I’m forever maintaining that I don’t have a favourite book, that I love books as a concept too much to ever pick one above all others. But I do have a number that, when pressed, I can put into that top-tier slot–books that are good enough that I’ll love them forever and forever, even if from day to day, what is the absolute number one varies quite a bit.

For a number of years, since high school really, two of those have been Weetzie Bat by Francesca Lia Block and Too Far to Go by John Updike.

Weetzie Bat, as you know if you clicked on the link or ever were a teenage girl, is very loosely a young adult novel, a fantasy, a fairy tale, and a damn good story. Every time I reread it, it’s worth it–Block’s language is as sweeping and funny and romantic as a heavy-headed peony bloom flopping to the grass, like a puppy leaping into your lap and trying to keep going up your body, like a metaphor and then a metaphor and then, just in case you didn’t get it, a few more images and then an example. Block has an absolute generosity of spirit for her characters–they can be as weird or sad or messed up as they want, and still be beautiful–that translates to a generosity of prose for her readers. If you don’t get it, don’t relate, don’t care; the author will come and get you on the return pass, and eventually just win you over with the sheer love she feels for what she is writing. Just one sentence: “Then they went into the clubs dressed to kill in sunglasses and leather, jewels and skeletons, rosaries and fur and silver.” Love it or don’t love it; there will always be more. I love it.

Though *Too Far to Go* is perhaps not such a standard of the linked short story form as *Weetzie* is of the young adult novel, Updike is one of the masters of that craft of short stories. This book is not a novel about a failing marriage, it’s a set of stories that take place within a marriage, and that marriage has it’s bad moments and eventually ends. The emotional punch is always powerful, but as with Block, it’s the sentences that will kill you. Updike performs the great trick of *seeming* laconic and spare and plain while actually being wildly intelligent and intelligently wild is his sentences, images, every word: “The taxis they hailed carried heads in the rear and did not stop. They crossed the Via dei Fori Imperiali and tried to work their way back, against the sideways tug of interweaving streets…”
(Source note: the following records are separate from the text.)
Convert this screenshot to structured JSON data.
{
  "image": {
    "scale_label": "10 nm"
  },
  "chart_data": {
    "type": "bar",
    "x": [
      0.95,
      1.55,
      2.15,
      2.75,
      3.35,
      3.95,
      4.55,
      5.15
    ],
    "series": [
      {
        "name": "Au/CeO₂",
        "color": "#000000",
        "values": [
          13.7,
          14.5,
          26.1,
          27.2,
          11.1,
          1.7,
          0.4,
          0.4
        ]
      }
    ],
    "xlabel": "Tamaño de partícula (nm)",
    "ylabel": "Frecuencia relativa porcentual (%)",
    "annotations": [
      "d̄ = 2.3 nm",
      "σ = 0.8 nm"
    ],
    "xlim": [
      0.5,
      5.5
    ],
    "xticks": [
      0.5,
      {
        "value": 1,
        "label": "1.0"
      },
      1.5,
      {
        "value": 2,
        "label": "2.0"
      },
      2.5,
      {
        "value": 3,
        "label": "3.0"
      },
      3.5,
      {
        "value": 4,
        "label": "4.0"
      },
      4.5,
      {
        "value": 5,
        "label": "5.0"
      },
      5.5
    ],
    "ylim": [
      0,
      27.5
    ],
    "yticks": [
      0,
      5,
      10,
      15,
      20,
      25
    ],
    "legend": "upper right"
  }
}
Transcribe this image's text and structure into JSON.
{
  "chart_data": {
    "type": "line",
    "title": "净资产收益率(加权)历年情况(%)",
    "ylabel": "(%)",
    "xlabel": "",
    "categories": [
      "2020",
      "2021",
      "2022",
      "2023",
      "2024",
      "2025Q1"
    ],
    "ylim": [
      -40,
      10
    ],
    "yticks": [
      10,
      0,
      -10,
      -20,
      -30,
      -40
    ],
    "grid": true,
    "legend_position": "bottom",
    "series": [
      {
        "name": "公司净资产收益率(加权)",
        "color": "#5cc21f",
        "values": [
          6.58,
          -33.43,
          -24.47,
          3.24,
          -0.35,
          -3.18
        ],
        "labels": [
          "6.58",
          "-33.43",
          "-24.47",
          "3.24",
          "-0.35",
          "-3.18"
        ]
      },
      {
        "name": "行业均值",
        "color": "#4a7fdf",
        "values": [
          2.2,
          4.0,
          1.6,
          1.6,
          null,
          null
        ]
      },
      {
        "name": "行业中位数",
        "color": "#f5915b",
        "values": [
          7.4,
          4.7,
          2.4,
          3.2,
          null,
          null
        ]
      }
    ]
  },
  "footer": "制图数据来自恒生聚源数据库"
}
Favourites! I’ve tried to say why I like these two books, but I think really the only explanation would be for you to read them. A perfect map of the world is the size of the world, after all. (This could be why I have such trouble writing book reviews.) There are reasons why these are both good, why I like them, but why I would rank them higher than other books (Block’s contemporary fairy tale above, say, Nick Bantock’s Griffin and Sabine, or Updike’s dreamy realism over something by Anne Tyler–a mystery. There too many good books in the world to start splitting hairs like that, especially when my love of these books is at least partially invested in where they came from and who gave them to me and how I was feeling open and excited when I read them first.

And could I ever rank one of these two above the other? Updike is the more accomplished writer; Weetzie Bat is the character closest to my own experience and my own heart. Favourites are great but they are arbitrary, fun only insofar as they give you an opportunity to show your love for something. And who can ever quantify love?